Experimental method for incircle using interval arithmetic.
determine if d is in the circumcircle of a,b,c
"""
function incircle(a,b,c,d)
T = promote_type(eltype(a),eltype(b),eltype(c),eltype(d))
# pow uses Big Float. See what happens if we don't
ai = SVector{length(a),Interval{T}}(a)
bi = SVector{length(b),Interval{T}}(b)
ci = SVector{length(c),Interval{T}}(c)
di = SVector{length(d),Interval{T}}(d)
m = @SMatrix [ai[1]-di[1] ai[2]-di[2] (ai[1]*ai[1]-di[1]*di[1])+(ai[2]*ai[2]-di[2]*di[2]);
bi[1]-di[1] bi[2]-di[2] (bi[1]*bi[1]-di[1]*di[1])+(bi[2]*bi[2]-di[2]*di[2]);
ci[1]-di[1] ci[2]-di[2] (ci[1]*ci[1]-di[1]*di[1])+(ci[2]*ci[2]-di[2]*di[2])]
detm = det(m)
# det is positive is d is inside
delta = detm.hi - detm.lo
@show delta, (delta/2)+detm.lo
detm
end
We have a professor at our institute that works actively with interval math. I have never used it myself, but it is good to know that it works well with these predicates. We also have JuliaIntervals at our disposal if we decide that some of these predicates are better implemented with interval math.
Regarding PolygonOps.jl, I see you have two methods implemented for point in polygon queries. Should we start migrating them? #100 is related, but based on winding numbers. If we migrate these two methods, I think we can check the box for PolygonOps.jl.
Hi! Good job on this package. I'm interested in joining efforts, if the very long-term idea is to create a pure-julia version of CGAL ;-). I'm not an expert in Computational Geometry, but always liked the field.
For what is worth, ExactPredicates.jl looks more promising than GeometricalPredicates.jl. It implements robust predicates with Interval arithmetic and code generation. It looks like the version in Julia's Pkg registry is outdated, tough.

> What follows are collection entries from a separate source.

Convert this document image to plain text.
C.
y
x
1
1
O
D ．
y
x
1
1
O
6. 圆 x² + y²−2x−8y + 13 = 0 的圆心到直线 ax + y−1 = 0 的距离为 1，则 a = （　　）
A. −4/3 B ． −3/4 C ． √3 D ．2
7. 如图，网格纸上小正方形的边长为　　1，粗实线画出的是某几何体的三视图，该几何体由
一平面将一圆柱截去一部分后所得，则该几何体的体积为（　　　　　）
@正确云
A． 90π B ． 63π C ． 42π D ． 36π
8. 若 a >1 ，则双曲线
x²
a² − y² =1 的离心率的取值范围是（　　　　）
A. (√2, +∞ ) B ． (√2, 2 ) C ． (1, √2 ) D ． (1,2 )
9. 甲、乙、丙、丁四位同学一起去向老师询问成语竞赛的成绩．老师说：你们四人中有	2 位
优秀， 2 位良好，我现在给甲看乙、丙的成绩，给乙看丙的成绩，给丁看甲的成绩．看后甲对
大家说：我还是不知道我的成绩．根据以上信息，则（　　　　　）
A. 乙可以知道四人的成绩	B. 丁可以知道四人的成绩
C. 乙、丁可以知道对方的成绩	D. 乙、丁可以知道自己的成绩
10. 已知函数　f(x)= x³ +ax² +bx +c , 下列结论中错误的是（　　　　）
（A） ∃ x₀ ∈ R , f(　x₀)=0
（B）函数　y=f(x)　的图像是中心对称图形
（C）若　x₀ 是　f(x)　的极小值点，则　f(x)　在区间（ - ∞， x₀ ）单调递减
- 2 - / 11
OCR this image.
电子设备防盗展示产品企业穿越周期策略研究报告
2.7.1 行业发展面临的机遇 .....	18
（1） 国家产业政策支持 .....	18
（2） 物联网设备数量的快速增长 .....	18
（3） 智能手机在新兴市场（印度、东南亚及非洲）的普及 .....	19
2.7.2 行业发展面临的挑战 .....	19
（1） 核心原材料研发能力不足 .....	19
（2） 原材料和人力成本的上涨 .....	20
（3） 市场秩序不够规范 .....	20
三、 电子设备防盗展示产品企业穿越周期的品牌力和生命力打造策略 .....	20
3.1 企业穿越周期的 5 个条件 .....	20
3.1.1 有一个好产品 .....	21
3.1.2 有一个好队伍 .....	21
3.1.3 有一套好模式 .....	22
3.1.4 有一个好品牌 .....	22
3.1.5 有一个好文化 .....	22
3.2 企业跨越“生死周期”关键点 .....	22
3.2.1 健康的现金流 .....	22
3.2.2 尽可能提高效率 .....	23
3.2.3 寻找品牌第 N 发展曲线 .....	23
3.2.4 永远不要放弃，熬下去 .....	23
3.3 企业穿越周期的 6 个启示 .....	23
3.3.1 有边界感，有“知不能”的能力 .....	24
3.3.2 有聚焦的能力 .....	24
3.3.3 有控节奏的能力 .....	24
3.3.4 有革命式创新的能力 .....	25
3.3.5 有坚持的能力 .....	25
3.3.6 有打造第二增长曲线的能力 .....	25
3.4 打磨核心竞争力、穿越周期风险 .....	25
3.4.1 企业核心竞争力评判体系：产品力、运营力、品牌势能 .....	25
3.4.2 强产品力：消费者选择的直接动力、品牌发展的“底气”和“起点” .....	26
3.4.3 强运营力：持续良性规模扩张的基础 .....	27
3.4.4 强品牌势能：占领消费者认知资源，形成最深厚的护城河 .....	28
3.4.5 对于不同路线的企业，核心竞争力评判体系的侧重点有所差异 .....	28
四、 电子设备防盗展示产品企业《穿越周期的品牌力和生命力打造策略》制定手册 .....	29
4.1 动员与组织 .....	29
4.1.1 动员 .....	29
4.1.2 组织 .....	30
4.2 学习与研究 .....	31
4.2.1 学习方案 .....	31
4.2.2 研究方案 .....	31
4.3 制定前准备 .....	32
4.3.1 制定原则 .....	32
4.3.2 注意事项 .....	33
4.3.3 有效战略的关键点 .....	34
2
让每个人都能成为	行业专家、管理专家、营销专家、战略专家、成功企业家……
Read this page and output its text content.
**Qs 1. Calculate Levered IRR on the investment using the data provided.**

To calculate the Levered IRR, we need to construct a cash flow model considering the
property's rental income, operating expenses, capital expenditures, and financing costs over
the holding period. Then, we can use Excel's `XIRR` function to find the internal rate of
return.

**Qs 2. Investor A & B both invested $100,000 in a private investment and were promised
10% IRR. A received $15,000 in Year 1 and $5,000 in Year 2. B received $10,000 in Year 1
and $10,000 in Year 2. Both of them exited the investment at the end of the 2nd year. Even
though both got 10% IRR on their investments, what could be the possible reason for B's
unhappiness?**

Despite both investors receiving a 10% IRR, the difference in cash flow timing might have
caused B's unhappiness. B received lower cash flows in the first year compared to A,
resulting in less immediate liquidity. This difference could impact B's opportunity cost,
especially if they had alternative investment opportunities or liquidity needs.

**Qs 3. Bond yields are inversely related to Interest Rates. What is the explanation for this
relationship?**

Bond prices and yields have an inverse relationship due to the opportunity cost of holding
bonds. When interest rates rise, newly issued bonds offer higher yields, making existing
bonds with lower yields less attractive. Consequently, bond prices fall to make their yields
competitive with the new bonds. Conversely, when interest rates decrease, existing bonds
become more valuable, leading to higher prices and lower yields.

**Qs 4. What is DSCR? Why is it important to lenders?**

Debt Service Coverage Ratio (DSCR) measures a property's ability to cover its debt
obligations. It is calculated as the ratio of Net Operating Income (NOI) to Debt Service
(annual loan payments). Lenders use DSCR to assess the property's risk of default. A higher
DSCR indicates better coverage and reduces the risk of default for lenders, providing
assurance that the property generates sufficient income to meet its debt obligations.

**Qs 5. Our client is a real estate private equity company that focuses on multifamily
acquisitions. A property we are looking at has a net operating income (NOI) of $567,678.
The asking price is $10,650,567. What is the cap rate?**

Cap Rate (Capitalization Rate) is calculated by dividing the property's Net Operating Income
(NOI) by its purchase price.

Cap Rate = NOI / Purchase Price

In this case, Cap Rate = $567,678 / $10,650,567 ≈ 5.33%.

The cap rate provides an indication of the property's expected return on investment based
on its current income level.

And for PolygonOps, there is another very interesting package with fast algorithms for points-in-polygons: PolygonInbounds.jl. It is based on a very recent paper.
I'll see what I can do about this, and get back to you.
Regards!
Amazing @mdmaas , looking forward to your contributions 😃 The ExactPredicates.jl package indeed looks very interesting and self-contained 💯 Appreciate if you can compare our current method for point \in polygon
with PolygonInBounds.jl, and if the latter method has major benefits, we can figure out how to incorporate it here.
Hi @juliohm. Indeed, ExactPredicates.jl could be integrated at no cost, just by using ExactPredicates
. As for PolygonInBounds.jl, I believe the package is a port of a matlab code which is the "simple" version of a state-of-the-art algorithm to solve massive multiple-points-in-multiple-polygons problems, like the ones we often face in geospatial data. I haven't checked which algorithm was implemented in point \in polygon
, so maybe a benchmark could be useful.
@sjkelly we have ray-triangle intersection now. The algorithm was implemented by @HaoxuanGuo and it seems to be slightly faster than TriangleIntersect.jl. I've added the package to the list above and checked it as done 👍🏽
Great! DistMesh and Descartes are now registered as well, so it would be nice to add compatibility to those as well.
Hi @sjkelly, I am closing this issue given the lack of activity from your side. We are open to review PRs if you submit any in the future.